Each year, the hurricane season begins on 1 June. This year, discussions at the annual regional hurricane conference proposed the start date be moved to 15 May. However, this was voted down.
As of 8 July, there have been five named storms so far this season: Ana, Bill, Claudette, Danny and Elsa. Elsa was the first hurricane of the season, which developed into a Category 1 storm on 6 July, after it had passed Cayman.
The new forecast falls in line with the National Oceanic and Atmospheric Administration’s May forecast, which called for 20 named storms and between six and 10 hurricanes.
Each year when issuing its own forecast, the Cayman Islands National Weather Service relies heavily on the forecasts of both CSU and NOAA.
“The models that they are quoting from are generated by multi-million-dollar machines which run hundreds of simulations.

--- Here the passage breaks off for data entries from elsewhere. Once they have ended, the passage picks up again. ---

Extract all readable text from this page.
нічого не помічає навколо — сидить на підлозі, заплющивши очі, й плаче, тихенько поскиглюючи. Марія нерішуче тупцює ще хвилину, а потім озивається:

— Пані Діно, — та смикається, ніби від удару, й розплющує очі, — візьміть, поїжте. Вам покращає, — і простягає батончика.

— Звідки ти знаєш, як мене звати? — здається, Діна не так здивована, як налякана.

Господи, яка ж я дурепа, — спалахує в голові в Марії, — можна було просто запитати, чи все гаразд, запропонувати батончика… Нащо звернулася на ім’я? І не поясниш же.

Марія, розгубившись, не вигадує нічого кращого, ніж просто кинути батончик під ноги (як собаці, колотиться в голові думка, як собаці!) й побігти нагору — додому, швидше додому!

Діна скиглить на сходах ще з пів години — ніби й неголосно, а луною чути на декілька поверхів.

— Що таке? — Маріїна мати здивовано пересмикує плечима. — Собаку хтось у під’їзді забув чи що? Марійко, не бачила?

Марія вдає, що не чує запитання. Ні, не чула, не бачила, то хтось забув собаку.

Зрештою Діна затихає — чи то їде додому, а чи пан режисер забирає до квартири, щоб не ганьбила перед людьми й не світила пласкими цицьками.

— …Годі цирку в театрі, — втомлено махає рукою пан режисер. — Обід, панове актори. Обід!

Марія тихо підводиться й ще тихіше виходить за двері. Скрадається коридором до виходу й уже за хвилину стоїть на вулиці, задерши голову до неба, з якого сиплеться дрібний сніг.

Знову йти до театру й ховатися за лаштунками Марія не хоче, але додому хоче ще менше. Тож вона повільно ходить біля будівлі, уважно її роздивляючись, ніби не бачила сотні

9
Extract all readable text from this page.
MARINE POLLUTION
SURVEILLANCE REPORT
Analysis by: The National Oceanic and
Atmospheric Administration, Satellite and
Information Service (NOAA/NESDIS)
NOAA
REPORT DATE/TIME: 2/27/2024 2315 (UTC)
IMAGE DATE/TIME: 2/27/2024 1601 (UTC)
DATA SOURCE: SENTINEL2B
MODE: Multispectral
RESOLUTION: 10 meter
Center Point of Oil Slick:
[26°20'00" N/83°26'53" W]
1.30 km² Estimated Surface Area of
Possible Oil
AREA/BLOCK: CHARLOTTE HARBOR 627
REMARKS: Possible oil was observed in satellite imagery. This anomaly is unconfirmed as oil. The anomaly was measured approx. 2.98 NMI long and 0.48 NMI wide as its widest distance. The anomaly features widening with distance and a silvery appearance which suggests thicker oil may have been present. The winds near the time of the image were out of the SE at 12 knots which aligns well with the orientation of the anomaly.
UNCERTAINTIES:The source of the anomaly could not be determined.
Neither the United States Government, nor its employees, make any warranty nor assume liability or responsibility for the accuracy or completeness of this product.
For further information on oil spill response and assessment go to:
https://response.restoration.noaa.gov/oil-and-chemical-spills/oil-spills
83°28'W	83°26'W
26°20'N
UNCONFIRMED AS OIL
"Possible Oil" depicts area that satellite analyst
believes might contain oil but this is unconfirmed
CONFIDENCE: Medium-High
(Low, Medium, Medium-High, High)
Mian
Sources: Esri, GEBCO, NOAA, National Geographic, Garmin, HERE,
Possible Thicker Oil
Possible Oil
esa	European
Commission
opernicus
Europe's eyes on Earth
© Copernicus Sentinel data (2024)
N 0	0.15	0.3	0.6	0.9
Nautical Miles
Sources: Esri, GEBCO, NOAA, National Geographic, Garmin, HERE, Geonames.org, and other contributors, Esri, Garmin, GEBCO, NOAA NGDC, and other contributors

That, coupled with a whole host of scientists who are truly experts in their fields, mean we tend to rely on their expertise,” said NWS forecaster Gilbert Miller.
In a statement, CSU said when arriving at its forecast, it took into account “statistical/dynamical models” which reveal slightly above-normal sea-surface temperatures and a weakened El Niño-Southern Oscillation.
As of press deadline, the NWS had not yet adopted the new forecast; however, Miller urged Cayman’s residents not to be intimidated by the numbers.
“Having a hurricane in the early part of the season is not necessarily an indication of what people should expect for the remainder of the season,” said Miller. “These numbers are predictions, which are likely to change in response to environmental conditions, and even then, those conditions are subject to change quickly. So, people should remain focussed on being prepared.”